Developed through multiple improvised live performances in bars, clubs, screening rooms, and galleries, Goldin’s slideshow—to quote America’s first female Presidential nominee—took a village. Initially, the artist sifted through slides by hand; her friends suggested tunes for the soundtrack. At the time, the work’s audience was largely made up of the pictures’ subjects. Twenty-six years on, the Ballad is presented in its original 35mm format at MoMA to a vastly different crowd. Gone are many of Goldin’s original pals—lost to AIDS, addiction, and natural attrition. In their place stand museum tourists. To watch them avidly consume Goldin’s unfolding narrative is to witness far flung strangers get junkie hooked on the heroin that is New York’s last bohemia.

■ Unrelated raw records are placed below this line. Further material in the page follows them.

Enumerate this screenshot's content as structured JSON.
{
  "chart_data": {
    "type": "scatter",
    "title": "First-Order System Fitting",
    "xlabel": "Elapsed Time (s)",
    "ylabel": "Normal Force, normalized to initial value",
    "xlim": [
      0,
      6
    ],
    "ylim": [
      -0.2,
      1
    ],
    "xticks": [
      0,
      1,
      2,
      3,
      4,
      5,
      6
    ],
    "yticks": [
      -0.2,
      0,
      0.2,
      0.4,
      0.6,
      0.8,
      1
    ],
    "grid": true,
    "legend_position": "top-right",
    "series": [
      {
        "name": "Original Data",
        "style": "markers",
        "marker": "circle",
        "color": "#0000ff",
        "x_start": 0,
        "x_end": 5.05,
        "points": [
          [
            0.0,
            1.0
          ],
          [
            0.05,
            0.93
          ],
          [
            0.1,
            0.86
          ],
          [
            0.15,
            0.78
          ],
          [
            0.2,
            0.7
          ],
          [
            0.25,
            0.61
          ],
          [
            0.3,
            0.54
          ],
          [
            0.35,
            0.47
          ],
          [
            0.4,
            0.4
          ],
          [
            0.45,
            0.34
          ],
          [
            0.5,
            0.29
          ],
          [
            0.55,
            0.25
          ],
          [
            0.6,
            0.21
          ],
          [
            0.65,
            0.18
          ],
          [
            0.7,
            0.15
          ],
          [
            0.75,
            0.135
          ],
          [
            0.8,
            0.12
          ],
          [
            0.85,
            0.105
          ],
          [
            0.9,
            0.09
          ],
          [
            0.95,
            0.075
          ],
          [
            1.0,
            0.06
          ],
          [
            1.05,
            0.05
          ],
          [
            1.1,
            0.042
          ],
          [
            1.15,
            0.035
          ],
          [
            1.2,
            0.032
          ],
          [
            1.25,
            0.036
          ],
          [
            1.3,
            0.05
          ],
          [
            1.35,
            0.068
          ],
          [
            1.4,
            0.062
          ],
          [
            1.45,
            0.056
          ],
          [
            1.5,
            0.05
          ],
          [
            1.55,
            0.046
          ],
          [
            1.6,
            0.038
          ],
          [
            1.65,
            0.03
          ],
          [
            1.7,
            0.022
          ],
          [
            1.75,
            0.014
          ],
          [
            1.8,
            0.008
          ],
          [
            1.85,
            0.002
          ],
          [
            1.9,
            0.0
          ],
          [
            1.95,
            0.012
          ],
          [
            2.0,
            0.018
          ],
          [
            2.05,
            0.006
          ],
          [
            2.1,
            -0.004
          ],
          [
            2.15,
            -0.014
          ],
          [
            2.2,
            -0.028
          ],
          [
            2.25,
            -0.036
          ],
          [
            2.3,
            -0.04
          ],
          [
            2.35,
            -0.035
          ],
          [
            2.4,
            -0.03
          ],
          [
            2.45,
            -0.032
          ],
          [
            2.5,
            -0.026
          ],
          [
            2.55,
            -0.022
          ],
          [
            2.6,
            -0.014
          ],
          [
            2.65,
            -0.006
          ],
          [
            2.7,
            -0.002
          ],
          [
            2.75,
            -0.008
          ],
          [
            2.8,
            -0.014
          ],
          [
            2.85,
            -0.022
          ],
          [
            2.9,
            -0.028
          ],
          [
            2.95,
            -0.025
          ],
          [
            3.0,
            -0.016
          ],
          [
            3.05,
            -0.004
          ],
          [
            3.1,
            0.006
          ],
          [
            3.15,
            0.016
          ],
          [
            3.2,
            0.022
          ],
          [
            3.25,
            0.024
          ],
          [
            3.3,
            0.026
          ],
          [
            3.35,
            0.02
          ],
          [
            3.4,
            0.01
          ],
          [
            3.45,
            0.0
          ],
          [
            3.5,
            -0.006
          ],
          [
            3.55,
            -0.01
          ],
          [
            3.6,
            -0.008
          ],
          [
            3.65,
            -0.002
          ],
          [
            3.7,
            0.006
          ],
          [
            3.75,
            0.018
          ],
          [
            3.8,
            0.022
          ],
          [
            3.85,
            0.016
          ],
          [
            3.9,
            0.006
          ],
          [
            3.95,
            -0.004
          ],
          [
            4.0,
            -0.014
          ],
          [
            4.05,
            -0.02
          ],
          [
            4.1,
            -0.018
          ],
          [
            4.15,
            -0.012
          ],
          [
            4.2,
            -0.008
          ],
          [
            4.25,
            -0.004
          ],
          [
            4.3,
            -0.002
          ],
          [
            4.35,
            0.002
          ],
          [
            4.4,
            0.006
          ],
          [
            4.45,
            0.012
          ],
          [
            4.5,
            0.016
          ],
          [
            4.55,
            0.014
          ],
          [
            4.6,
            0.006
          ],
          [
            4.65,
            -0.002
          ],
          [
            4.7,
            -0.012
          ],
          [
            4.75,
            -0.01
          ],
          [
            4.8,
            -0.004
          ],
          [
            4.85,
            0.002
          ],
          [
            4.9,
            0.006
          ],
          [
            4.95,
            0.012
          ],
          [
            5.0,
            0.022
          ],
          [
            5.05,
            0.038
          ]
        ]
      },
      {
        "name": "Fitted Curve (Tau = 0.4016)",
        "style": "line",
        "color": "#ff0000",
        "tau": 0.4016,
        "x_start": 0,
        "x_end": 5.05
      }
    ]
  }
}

And what a romantic time it was, that era Goldin chronicled in photos of various daredevil lifestyle experiments played out in that alternate reality called downtown. Introduced in a first room by a single row of 17 photocopied posters that once advertised the Ballad and a vitrine containing mock-up pages from the Aperture book, the exhibition opens up into a second room containing 15 matching prints from the museum collection. All of these images appear momentarily in Goldin’s slideshow, but two stand out for their lovesick violence. In one, an androgynous couple locks lips with tooth-chipping recklessness. The second is a straightforward Goldin self-portrait: In it, she stares directly at the camera, lips rouged and brown ringlets framing a face ferociously punched in by a lover, Brian, who features prominently in the photo essay.
“The photo of me battered,” Goldin writes in the Aperture book, “is the central image of the Ballad.” And so it proves inside MoMA’s black box installation, where it is painfully echoed by several more images of a bruised Goldin. But if the artist’s lacerated self-portrait serves as a pivot for her celebrated carousel of snapshots, it does so, among other reasons, to trumpet the artist’s shared drama of immersion: Several hundred equally fierce images swirl antically around that hinge.
Since the 1980s, Goldin has organized the photos in the Ballad around certain loose visual themes. They are summarized here by the following incomplete taxonomy. There is, for starters, a section that depicts women and men getting ready to go out; another features women and men of various sexual inclinations carousing at parties; a third portrays the effects of violence meted out to them; a fourth records uninhibited sex; a fifth captures cherubic children born from these entanglements; eventually, photos of intravenous drug use flash on the screen; finally, Goldin presents images of several of her subjects in coffins, followed by two graffiti skeletons embracing.
The effect is heart stopping. Goldin’s flickering images are scored to songs like Screaming Jay Hawkins’s “You Put Spell On Me” and the Velvet Underground’s “All Tomorrow’s Parties.” In the Ballad, they all sound like dirges.
Rendered in vibrant color and captured with the spontaneity of a full-fledged participant, Goldin’s Ballad of Sexual Dependency is a record of loss that, like Puccini’s “La Bohème,” contains its own partial redemption. A mix of beauty, horror, and despair, her images also reveal a lust for life rare not just in art, but in living. A better memorial does not exist for alternative scenes anywhere—from New York’s faded downtown to today’s battered but unbeaten gay Orlando.